Differential diagnosis of muscle tension dysphonia and spasmodic dysphonia.

Department of Communication Sciences and Disorders, The University of Utah, Salt Lake City, Utah 84112-0252, USA.
Current opinion in otolaryngology & head and neck surgery (Impact Factor: 1.39). 04/2010; 18(3):165-70. DOI: 10.1097/MOO.0b013e328339376c
Source: PubMed

ABSTRACT Muscle tension dysphonia (MTD) can mimic the voice features of adductor spasmodic dysphonia (ADSD) leading to diagnostic confusion. Researchers have begun to compare characteristics of MTD and ADSD to determine whether there are markers which reliably distinguish the two disorders and lead to improved differential diagnosis.

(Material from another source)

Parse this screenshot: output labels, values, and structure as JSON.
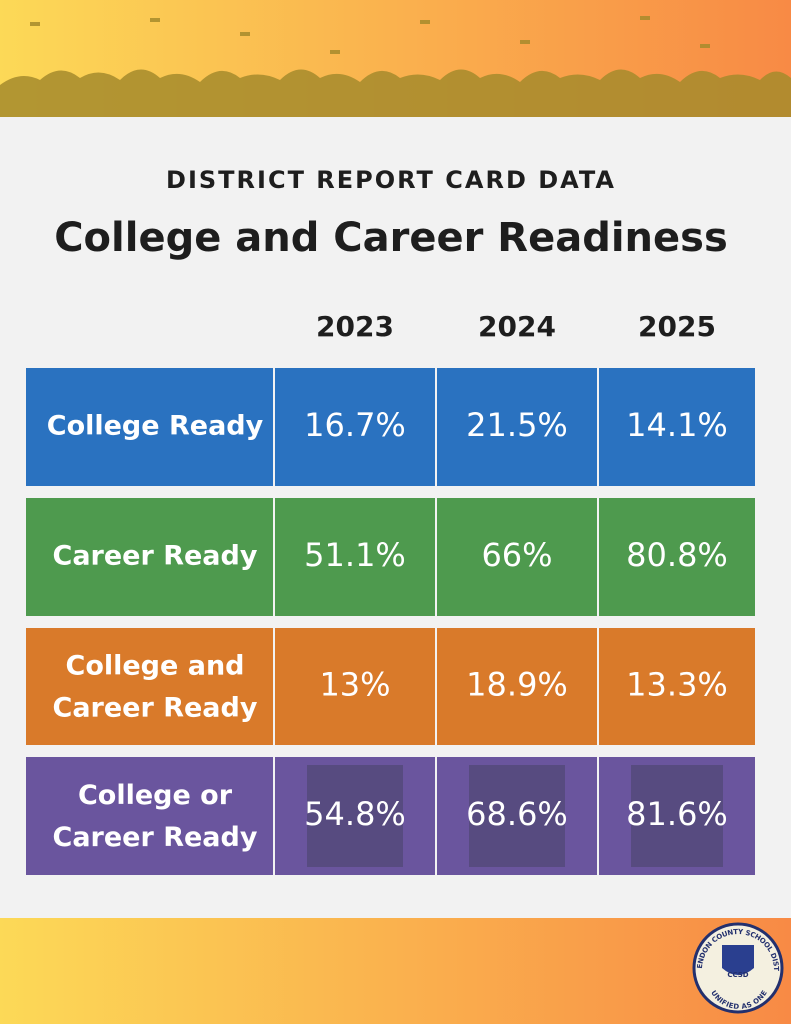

Differences between MTD and ADSD have been identified during fiberoptic laryngoscopy, phonatory airflow measurement, acoustic analysis, and variable sign expression based upon phonatory task. In general, evidence of task-dependent sign expression and intraword phonatory breaks should raise suspicion of ADSD over MTD. However, on the basis of conventional standards of diagnostic precision, no single diagnostic test currently exists that reliably distinguishes the two disorders.
Although perceptual voice evaluation remains the standard for differential diagnosis of ADSD and MTD, knowledge of factors that influence the severity of sign expression in ADSD is important to differential diagnosis. During clinical assessment, voice clinicians who use generic stimulus materials that do not control for specific phonetic environments or voice tasks may miss critical phenomenological features of ADSD.